The dinner was lovely, the wine flowing and the chemistry was great….but then you never heard from him again. Had you offended him? Was he dead? You’ve been left wondering what on earth happened after what had seemed an enjoyable evening.
If you’ve ever been ‘ghosted’ by a date, then you’ll know how awful it feels and how it leaves you questioning what you may have done wrong. If you’ve experienced ‘ghosting’ in a professional sense, then you’ll also know that hurts too! This week, we delve into the issue of what we’re calling “professional ghosting” and the way it could come back to haunt you. Chances are, you too know of a few professional ghosters…
Ghosting: “The practice of ending a personal relationship with someone by suddenly and without explanation withdrawing from all communication.”
A good business will treat potential and new clients like any blossoming relationship – it needs to be watered to grow and requires basic mutual respect. It takes time, money and perseverance in the hope that it will lead to something long-term and worthwhile for both parties. To have anyone completely disappear without a trace after a lot of time and hard work getting to know their business (which in many cases is unpaid!) is just downright immature.
Just to be clear, I’m not talking about unsolicited emails and calls here – of course, despite GDPR, we all get contacted by salespeople we don’t need or want in our life. In this case, I’m taking about situations where you’ve been approached by a potential client and asked to pitch, had a meeting with, or perhaps even worked with them a few times – and then they completely go to ground. There are always going to be cases where a budget gets cut, or a potential client chooses another supplier for the campaign they’ve been in contact about, but the decent thing to do in that situation is to just be honest. To ignore follow up emails simply for a fear of conflict is unprofessional and rude. I’m always baffled by how many people working in the media and communications industry don’t even know the basics of communication!
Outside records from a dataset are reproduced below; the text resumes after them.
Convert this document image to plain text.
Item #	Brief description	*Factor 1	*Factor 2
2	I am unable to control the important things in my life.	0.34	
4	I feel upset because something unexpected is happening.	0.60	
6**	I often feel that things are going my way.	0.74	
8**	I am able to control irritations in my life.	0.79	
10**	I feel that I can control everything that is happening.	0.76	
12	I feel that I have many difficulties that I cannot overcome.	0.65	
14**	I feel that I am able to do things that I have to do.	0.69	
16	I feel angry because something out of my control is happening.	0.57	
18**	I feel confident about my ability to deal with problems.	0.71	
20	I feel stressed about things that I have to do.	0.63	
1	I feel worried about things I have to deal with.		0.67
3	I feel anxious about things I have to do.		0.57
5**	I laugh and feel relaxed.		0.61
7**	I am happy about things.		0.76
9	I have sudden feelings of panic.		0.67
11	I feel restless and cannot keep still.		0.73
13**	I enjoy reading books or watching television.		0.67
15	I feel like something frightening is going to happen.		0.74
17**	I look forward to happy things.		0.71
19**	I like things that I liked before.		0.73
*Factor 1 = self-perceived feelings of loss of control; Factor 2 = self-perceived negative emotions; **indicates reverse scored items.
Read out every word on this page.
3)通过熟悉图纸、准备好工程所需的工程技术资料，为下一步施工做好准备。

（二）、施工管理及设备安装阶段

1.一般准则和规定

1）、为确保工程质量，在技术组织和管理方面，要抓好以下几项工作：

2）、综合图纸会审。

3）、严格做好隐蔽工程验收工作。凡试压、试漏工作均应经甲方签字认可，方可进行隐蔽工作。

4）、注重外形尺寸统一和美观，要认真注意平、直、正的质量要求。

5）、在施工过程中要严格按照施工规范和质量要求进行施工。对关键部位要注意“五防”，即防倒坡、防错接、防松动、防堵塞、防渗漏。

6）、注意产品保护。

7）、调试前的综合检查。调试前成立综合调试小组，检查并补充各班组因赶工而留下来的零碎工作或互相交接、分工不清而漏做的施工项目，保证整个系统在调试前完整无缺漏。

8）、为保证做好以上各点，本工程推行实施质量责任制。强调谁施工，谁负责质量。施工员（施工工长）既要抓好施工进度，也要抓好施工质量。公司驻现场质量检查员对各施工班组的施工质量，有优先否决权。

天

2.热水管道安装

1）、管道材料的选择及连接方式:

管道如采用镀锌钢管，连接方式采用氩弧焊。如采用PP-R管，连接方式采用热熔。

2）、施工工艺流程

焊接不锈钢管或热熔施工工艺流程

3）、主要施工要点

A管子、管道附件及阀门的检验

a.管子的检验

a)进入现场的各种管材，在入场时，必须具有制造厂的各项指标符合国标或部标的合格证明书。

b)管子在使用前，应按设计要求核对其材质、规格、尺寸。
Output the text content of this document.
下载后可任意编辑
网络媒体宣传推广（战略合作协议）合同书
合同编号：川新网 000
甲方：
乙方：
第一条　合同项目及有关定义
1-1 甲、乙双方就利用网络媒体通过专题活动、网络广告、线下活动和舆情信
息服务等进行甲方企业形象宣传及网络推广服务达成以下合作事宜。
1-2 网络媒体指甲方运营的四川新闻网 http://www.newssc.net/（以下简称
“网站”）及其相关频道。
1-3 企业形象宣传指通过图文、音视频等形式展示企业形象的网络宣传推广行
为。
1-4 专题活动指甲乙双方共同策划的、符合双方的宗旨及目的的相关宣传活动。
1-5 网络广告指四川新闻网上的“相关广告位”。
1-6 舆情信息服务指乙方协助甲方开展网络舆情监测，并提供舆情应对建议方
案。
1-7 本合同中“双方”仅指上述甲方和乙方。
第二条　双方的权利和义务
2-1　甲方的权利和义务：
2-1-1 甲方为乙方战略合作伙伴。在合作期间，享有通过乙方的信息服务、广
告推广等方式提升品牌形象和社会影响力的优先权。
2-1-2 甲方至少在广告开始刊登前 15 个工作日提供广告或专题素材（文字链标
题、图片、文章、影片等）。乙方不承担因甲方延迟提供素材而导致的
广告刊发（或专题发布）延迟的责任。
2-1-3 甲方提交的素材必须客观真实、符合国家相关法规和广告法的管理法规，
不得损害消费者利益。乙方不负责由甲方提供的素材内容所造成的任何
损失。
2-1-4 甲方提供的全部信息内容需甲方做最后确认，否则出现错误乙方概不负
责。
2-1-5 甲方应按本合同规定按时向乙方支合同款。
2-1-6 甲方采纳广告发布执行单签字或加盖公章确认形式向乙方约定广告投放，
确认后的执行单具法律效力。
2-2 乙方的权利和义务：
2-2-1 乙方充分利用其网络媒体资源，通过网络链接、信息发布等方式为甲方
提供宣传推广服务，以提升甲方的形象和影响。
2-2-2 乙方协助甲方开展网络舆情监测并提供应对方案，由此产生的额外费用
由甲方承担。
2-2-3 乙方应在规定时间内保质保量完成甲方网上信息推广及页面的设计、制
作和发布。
Modern technology has made it so easy for us to completely ignore people or problems we don’t want to deal with. All I’m saying is be a decent person and close the conversation professionally if you no longer wish for it to continue. Simples! Ghosting may save you discomfort in the short-term, but you never know when a previous client may pop up in your life, so the act of doing so could potentially be damaging to your career.
Can you imagine turning up to a job interview and realising your interviewer is someone you never responded to a few years ago? You may not remember, but there’s a good chance they will. Yep, good luck in that interview I’d say! People chop and change companies all the time – do the proper thing and avoid an awkward situation in the future. No one likes being turned down, but if someone said a simple but firm ‘no’ I would respect them so much more than if they just ignore me.
Finally, a note on how to respond to the professional ghosters in your life… We’re broadcast PR professionals at Shout! Communications, so one thing we don’t know how to do is simply give up. We’re sure you’re much the same! Just as we do with journalists when we’re trying to secure coverage on TV and radio, we’ll keep checking in, plugging away, and offering you great opportunities to renew the conversation. If all that fails, then don’t let it get to you – there are plenty more fish in the sea as the saying goes! But let’s be honest, ghosting in your personal life is frustrating enough, so let’s leave the drama of that to the dating world and all strive to be professional communicators.